Chào các bạn! Vì nhiều lý do từ nay Truyen2U chính thức đổi tên là Truyen247.Pro. Mong các bạn tiếp tục ủng hộ truy cập tên miền mới này nhé! Mãi yêu... ♥

FF(62) ● Yang Hati Inginkan?

Cieee nungguin ya? Wkwkwk

Jangan lupa vote sama komennya, biar semangat gitu akunya

°°°

KEPUTUSAN hakim sudah diambil. Orang tuanya resmi bercerai sore kemarin. Sisa semalam Papa tinggal di sini, sebelum besoknya kembali ke Italy—negara asalnya.

Sesakit-sakit hatinya Linzy karena hal yang papanya lakukan di masa lalu. Dia masih menyayangi Papanya. Dia tak mampu membayangkan kehidupan Papa di sana.

Di Negara asal, Jeovan tidak punya siapa-siapa. Keluarga Jeovan telah tiada. Orang tuanya sudah meninggal sejak papanya berusia lima belas tahun. Dia anak satu-satunya.

Jadi bisa bayangkan bagaimana Jeovan yang bekerja banting tulang, meneruskan bisnis keluarga sejak usianya yang masih remaja.

Saat kecil, Jeovan sering menceritakan kisah kehidupannya itu. Linzy yang masih berusia tujuh tahun cuma bisa memberikan papanya ciuman dan pelukan di ujung kisah. Dan mengatakan, "Tapi sekarang Papa punya, Zizi."

Kenang-kenangan manis itu yang sirna dari kepala. Semuanya lenyap tak tersisa. Terdorong oleh satu kesalahan fatal yang papanya lakukan. Itu rencana yang Tuhan berikan. Kebahagian yang utama dan kesedihan hanya pelengkapnya. Yang di bagian akhir kesedihan itu punah dan kebahagian yang menang.

Linzy menarik napas panjang. Dia telah menerima takdir dan dia yakin dia bisa melepaskan papanya pergi.

Barang-barang penting telah dimasukan di dalam mobil. Linzy menatapnya dengan ketegaran yang diupayakan. Para pembantu bekerja keras merapihkan sisanya. Saat semuanya beres, ruang keluarga ramai. Semua yang bekerja di rumah Linzy, berkumpul untuk perpisahan terakhir.

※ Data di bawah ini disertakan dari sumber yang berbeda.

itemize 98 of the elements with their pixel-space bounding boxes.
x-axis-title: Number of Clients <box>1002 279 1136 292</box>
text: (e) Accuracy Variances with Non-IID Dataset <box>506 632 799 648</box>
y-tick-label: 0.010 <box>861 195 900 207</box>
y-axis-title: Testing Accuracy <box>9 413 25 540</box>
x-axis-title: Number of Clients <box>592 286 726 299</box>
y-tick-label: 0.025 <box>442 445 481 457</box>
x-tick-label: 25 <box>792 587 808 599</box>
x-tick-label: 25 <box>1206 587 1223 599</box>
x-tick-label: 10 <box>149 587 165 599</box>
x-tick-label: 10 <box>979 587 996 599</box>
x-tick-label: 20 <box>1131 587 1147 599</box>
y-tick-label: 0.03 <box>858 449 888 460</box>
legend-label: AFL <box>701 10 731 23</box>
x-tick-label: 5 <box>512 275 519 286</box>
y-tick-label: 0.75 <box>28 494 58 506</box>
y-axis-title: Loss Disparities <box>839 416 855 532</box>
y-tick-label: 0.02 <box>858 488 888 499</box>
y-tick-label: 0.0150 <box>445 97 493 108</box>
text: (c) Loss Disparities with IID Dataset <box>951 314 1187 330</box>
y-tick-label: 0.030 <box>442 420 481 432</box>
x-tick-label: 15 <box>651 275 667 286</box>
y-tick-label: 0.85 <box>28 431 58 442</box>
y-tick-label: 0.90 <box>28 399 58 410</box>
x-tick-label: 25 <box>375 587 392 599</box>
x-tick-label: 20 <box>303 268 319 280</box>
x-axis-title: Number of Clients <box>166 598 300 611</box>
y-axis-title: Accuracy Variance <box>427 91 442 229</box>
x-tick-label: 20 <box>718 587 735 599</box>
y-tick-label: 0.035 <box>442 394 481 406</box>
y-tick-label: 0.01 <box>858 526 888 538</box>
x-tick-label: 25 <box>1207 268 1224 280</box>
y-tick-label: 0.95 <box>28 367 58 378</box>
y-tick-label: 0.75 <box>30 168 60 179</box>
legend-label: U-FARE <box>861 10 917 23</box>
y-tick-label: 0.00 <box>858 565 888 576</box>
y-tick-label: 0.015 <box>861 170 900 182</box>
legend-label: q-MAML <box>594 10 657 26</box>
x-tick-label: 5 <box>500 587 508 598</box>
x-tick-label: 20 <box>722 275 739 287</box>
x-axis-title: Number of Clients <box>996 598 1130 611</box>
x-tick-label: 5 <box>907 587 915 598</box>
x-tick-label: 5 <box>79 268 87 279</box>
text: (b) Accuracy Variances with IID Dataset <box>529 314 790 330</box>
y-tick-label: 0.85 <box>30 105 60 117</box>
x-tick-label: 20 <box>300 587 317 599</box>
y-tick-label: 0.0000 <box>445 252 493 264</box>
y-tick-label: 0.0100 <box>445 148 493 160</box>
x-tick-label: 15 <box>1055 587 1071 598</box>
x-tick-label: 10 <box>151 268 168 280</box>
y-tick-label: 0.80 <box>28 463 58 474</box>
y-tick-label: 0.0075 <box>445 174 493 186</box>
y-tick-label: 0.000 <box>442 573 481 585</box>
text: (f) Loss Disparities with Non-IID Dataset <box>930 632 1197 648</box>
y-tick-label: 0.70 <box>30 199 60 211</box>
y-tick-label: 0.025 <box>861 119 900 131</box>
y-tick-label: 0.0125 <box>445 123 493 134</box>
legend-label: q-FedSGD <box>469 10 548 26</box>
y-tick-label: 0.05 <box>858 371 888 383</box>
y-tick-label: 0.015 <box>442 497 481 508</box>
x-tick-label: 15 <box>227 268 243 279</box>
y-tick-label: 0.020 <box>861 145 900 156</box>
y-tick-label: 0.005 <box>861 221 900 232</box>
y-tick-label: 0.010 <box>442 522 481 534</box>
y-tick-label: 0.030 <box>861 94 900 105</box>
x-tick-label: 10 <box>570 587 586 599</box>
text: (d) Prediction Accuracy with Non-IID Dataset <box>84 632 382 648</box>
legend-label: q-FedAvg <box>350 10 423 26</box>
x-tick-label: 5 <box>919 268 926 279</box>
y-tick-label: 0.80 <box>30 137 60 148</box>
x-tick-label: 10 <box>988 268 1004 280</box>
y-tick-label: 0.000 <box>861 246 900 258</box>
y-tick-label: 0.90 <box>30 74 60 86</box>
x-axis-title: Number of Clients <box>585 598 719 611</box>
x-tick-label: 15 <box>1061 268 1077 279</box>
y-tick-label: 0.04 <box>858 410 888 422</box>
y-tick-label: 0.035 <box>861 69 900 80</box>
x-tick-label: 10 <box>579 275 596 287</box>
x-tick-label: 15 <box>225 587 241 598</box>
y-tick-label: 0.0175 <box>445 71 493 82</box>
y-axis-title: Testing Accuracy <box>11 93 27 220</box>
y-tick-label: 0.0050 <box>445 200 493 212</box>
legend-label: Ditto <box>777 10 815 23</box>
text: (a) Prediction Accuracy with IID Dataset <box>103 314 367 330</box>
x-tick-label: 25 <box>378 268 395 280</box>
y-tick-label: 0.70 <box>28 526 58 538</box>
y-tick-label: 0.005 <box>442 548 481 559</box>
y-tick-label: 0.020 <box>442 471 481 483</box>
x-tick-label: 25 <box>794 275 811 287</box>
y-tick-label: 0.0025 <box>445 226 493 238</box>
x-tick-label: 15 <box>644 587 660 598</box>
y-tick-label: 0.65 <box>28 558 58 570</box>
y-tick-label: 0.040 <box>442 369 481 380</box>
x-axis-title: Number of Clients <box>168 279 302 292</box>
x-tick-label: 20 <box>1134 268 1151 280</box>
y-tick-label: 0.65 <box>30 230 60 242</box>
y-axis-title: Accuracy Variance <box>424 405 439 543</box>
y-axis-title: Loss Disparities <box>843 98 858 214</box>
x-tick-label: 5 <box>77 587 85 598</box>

Di sana banyak orang. Namun, Linzy merasa sepi. Kesepian yang menyesakkan dadanya. Papa keluar kamar bersama koper di tangan. Untuk koper-koper yang lain telah dimasukkan ke dalam bagasi.

Dia mengepalkan kedua tangan, cara agar tirta tak jatuh di sudut mata. Semalaman Linzy telah berpikir. Bahwa dia bisa melepaskan sang papa.

Namun, nyatanya bayangan tak selalu sama seperti kenyataan.

Melihat kepergian sang papa secara langsung, membuat sesaknya lebih mengikat. Begitu kuat hingga dia tak bisa bernapas. Sakit. Dadanya sakit.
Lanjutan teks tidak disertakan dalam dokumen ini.